Le fotografie di Marian Vanzetto, specialmente i suoi nostalgici paesaggi in bianco e nero carichi di emozione, riportano alla mente la grande tradizione del Romanticismo. Sebbene l’origine stilistica sia innegabile, il modo in cui l’artista fa uso di questa tradizione non è facile da decifrare. Non si rifà semplicemente allo stile, piuttosto ricerca idee che riecheggiano nell’attualità del fare arte contemporanea.
Oggi, ciò che rende attraente la tradizione romantica non è certamente il desiderio sentimentale o la malinconia, e neppure l’ideale di bellezza con il suo concetto di “sublime” o di “suggestivo”. Piuttosto, è il discorso sui limiti della ragione, sulla ricerca di un luogo dove l’emozione domini sulla volontà di organizzare, e sulla convinzione che un mondo interiore fantastico possa essere esplorato nella realtà fisica. Questa esplorazione del mondo reale alla ricerca della fantasia interiore è la caratteristica del lavoro di Marian Vanzetto.
Le sue fotografie in bianco e nero catturano ogni singolo dettaglio, ogni più piccola sfumatura nello spettro continuo delle tonalità. Da un lato c’è la radiosità della luce riflessa, dall’altro il nero profondo dell’ombra. La densità del dettaglio e la stratificazione dei vari piani prospettici creano un senso tridimensionale dello spazio, seducente, sensuale, invitante.

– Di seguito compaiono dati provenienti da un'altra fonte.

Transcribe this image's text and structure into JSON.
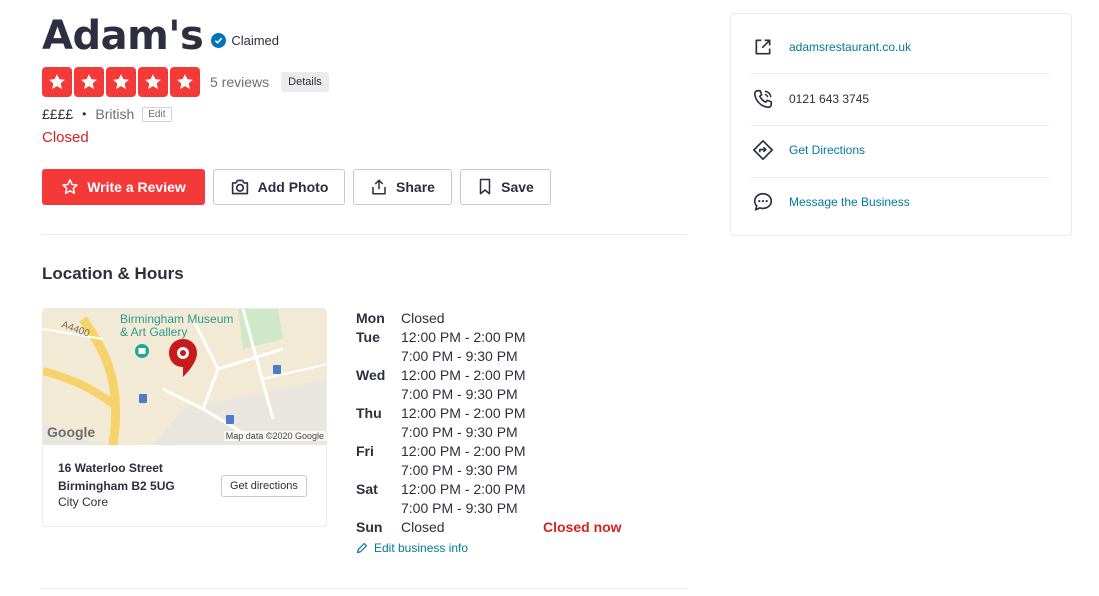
{
  "business": {
    "name": "Adam's",
    "claimed_label": "Claimed",
    "rating": 5,
    "rating_max": 5,
    "reviews_label": "5 reviews",
    "details_label": "Details",
    "price": "££££",
    "separator": "•",
    "category": "British",
    "edit_label": "Edit",
    "status": "Closed"
  },
  "actions": {
    "write_review": "Write a Review",
    "add_photo": "Add Photo",
    "share": "Share",
    "save": "Save"
  },
  "location": {
    "section_title": "Location & Hours",
    "address_line1": "16 Waterloo Street",
    "address_line2": "Birmingham B2 5UG",
    "area": "City Core",
    "directions_button": "Get directions",
    "map": {
      "label_museum_1": "Birmingham Museum",
      "label_museum_2": "& Art Gallery",
      "label_road": "A4400",
      "attribution": "Map data ©2020 Google",
      "logo": "Google"
    }
  },
  "hours": [
    {
      "day": "Mon",
      "times": [
        "Closed"
      ]
    },
    {
      "day": "Tue",
      "times": [
        "12:00 PM - 2:00 PM",
        "7:00 PM - 9:30 PM"
      ]
    },
    {
      "day": "Wed",
      "times": [
        "12:00 PM - 2:00 PM",
        "7:00 PM - 9:30 PM"
      ]
    },
    {
      "day": "Thu",
      "times": [
        "12:00 PM - 2:00 PM",
        "7:00 PM - 9:30 PM"
      ]
    },
    {
      "day": "Fri",
      "times": [
        "12:00 PM - 2:00 PM",
        "7:00 PM - 9:30 PM"
      ]
    },
    {
      "day": "Sat",
      "times": [
        "12:00 PM - 2:00 PM",
        "7:00 PM - 9:30 PM"
      ]
    },
    {
      "day": "Sun",
      "times": [
        "Closed"
      ],
      "note": "Closed now"
    }
  ],
  "edit_business_info": "Edit business info",
  "sidebar": {
    "website": "adamsrestaurant.co.uk",
    "phone": "0121 643 3745",
    "directions": "Get Directions",
    "message": "Message the Business"
  },
  "colors": {
    "brand_red": "#f43939",
    "link_teal": "#027a97",
    "closed_red": "#d32323",
    "verified_blue": "#0073bb"
  }
}
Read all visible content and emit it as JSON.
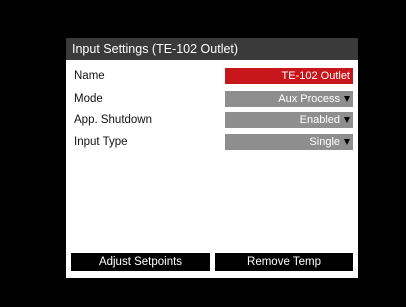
{
  "dialog": {
    "title": "Input Settings (TE-102 Outlet)"
  },
  "fields": [
    {
      "label": "Name",
      "value": "TE-102 Outlet",
      "kind": "text"
    },
    {
      "label": "Mode",
      "value": "Aux Process",
      "kind": "select"
    },
    {
      "label": "App. Shutdown",
      "value": "Enabled",
      "kind": "select"
    },
    {
      "label": "Input Type",
      "value": "Single",
      "kind": "select"
    }
  ],
  "buttons": {
    "adjust_setpoints": "Adjust Setpoints",
    "remove_temp": "Remove Temp"
  },
  "colors": {
    "title_bar": "#3a3a3a",
    "name_field": "#c8161d",
    "select_field": "#8e8e8e",
    "button": "#000000",
    "background": "#000000"
  },
  "icons": {
    "select_arrow": "chevron-down-icon"
  }
}
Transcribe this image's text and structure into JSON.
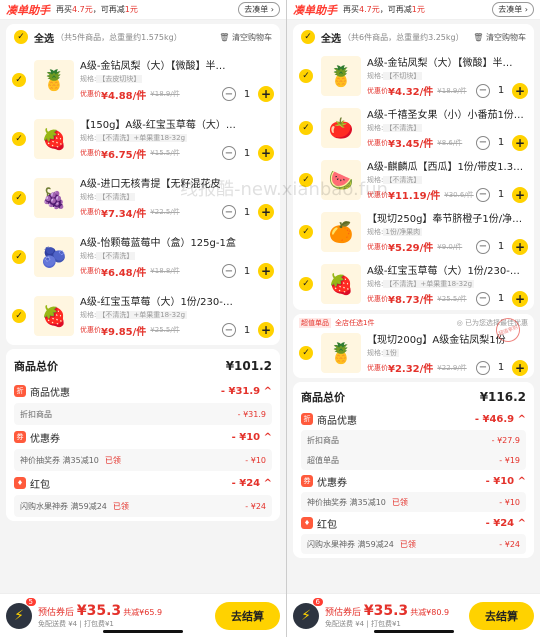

Questo impegno nell’accuratezza tecnica può rappresentare una convinzione romantica per cui l’immagine possiede un valore spirituale espresso attraverso le sue qualità sublimi. Ma può anche rappresentare un atteggiamento più contemporaneo. Se sufficientemente ricca, la rappresentazione di un certo luogo porta alla scoperta di ciò che può essere catturato solo dal caso, e mai per calcolo. Questo concetto è stato ben descritto da Walter Benjamin nel suo saggio “Piccola storia della fotografia”: «Soltanto attraverso la fotografia l’uomo scopre questo inconscio ottico, come, attraverso la psicoanalisi, l’inconscio istintivo». Questo è ciò che offrono le immagini di Marian Vanzetto, esse trasmettono un senso di desiderio: trovare il sé interiore nel mondo esterno.